(Please bear a moment with the following little story, before I ask my question!)
I have some SVG element generated by MathJax that, after generation, looks like so (as found in the element inspector):
<svg xmlns:xlink="http://www.w3.org/1999/xlink" width="6.768ex" height="2.468ex" viewBox="0 -825.2 2914.1 1062.4">
<defs>...</defs>
<g>...</g>
</svg>
When I try to display this SVG on its own in chrome or safari, the browser displays the following error message:
This XML file does not appear to have any style information associated with it. The document tree is shown below. [...]

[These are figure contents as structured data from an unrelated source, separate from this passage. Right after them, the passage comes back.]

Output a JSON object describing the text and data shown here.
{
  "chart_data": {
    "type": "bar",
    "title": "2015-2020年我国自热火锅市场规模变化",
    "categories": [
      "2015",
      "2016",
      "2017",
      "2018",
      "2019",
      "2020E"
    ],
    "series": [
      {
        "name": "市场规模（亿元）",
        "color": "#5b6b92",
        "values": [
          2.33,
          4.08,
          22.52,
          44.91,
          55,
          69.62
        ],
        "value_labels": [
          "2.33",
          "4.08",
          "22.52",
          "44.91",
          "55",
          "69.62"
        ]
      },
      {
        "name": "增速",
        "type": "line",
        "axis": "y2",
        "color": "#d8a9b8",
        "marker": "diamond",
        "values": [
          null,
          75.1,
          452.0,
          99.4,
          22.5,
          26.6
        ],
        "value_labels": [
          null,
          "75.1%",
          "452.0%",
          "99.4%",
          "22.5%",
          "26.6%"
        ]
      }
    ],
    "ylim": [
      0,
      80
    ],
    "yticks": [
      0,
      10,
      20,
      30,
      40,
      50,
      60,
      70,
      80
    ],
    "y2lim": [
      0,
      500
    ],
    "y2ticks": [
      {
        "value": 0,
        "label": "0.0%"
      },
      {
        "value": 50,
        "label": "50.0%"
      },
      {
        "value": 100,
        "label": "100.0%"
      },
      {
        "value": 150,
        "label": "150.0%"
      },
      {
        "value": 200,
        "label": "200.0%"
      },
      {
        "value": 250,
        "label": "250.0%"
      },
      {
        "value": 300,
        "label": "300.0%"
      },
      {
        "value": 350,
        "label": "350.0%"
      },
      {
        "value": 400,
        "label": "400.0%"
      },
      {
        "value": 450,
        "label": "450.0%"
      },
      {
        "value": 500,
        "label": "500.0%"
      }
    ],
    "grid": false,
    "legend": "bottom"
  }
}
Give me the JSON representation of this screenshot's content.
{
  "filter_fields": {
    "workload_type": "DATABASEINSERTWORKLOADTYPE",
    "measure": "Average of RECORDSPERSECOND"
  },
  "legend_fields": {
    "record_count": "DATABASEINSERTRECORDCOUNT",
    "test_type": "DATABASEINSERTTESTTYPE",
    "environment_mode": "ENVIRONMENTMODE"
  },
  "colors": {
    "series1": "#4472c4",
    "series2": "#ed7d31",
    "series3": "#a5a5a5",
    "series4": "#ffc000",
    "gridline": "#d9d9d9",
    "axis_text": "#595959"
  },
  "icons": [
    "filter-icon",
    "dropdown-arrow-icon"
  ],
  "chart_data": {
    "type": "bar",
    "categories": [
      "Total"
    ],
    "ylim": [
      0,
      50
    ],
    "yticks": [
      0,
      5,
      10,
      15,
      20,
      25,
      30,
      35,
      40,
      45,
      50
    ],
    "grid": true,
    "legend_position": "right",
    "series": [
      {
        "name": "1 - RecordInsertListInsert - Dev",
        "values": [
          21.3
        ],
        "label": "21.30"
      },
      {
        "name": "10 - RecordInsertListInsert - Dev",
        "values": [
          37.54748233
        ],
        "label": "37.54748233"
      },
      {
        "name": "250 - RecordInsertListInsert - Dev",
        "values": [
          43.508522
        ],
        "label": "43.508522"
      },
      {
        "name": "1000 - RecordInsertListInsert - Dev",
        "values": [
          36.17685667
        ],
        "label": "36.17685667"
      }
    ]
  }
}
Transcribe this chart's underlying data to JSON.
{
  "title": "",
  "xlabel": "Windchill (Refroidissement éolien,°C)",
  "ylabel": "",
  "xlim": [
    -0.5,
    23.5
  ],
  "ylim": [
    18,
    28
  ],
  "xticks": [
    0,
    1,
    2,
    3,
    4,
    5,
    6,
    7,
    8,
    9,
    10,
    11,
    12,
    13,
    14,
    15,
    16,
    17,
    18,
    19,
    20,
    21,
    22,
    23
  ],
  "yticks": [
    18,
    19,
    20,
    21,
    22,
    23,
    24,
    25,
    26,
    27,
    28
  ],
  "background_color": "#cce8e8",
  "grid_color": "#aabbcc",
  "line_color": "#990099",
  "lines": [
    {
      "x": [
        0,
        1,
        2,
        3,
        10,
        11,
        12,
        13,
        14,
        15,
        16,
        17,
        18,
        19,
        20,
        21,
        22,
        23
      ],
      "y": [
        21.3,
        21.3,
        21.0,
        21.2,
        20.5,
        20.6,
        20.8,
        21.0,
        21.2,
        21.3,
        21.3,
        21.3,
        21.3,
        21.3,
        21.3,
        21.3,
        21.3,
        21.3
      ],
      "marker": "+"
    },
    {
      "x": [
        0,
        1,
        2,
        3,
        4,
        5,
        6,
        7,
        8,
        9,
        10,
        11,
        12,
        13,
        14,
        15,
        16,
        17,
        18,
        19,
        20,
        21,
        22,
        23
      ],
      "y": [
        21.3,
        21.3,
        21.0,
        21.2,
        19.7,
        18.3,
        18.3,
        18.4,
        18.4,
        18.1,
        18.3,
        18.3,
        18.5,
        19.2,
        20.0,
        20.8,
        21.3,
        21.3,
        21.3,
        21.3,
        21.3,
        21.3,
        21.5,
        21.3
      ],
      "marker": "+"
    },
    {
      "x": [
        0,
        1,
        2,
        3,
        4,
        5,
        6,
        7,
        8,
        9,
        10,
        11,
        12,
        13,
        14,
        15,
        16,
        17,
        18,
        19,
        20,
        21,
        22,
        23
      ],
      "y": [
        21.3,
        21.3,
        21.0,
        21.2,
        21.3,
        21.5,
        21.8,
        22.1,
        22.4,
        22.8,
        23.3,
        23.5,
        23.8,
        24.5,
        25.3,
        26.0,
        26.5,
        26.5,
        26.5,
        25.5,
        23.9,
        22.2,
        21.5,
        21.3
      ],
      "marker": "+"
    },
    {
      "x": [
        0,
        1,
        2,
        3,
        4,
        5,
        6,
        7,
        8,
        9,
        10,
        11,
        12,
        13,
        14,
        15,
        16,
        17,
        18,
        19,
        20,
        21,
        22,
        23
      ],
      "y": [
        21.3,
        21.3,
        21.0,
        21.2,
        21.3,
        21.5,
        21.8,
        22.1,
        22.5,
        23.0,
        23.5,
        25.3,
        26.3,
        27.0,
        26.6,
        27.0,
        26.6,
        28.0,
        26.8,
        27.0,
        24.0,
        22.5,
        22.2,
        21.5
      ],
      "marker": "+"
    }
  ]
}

After some experimentation, I found that the culprit is a missing 'xmlns' tag. (I guess MathJax puts another SVG higher up in the page that has this tag, so inside the web page, it doesn't need to be repeated a second time. Or something.) Namely, changing the opening <svg>
tag to this allows the SVG to be displayed on its own by the browser:
<svg xmlns="http://www.w3.org/2000/svg" xmlns:xlink="http://www.w3.org/1999/xlink" width="6.768ex" height="2.468ex" viewBox="0 -825.2 2914.1 1062.4">
<defs>...</defs>
<g>...</g>
</svg>
(Note the new xmlns
attribute.)
OK. Good.
Now I want to automate this task of adding the missing xmlns
tag. I want to use the python lxml utility for this.
Unfortunately (finally coming to my question!), lxml seems to hide all attributes that start with 'xmlns' and I don't know why. While it allows me to add the 'xmlns' attribute (e.g., by doing
root.attrib['xmlns'] = "http://www.w3.org/2000/svg"
where root
is the root <svg>
tag of the document), I cannot test if the 'xmlns' attribute is already there or not, and actually if I run the script twice on the same file this results in two separate xmlns
tags being added, which in turn causes lxml to complain and crash.
So: (i) why is lxml hiding certain attributes from me, and (ii) regardless of that how can I add the xmlns
tag only if it isn't there already? (Of course I could manually parse the file, but I'd like a self-contained solution using lxml.)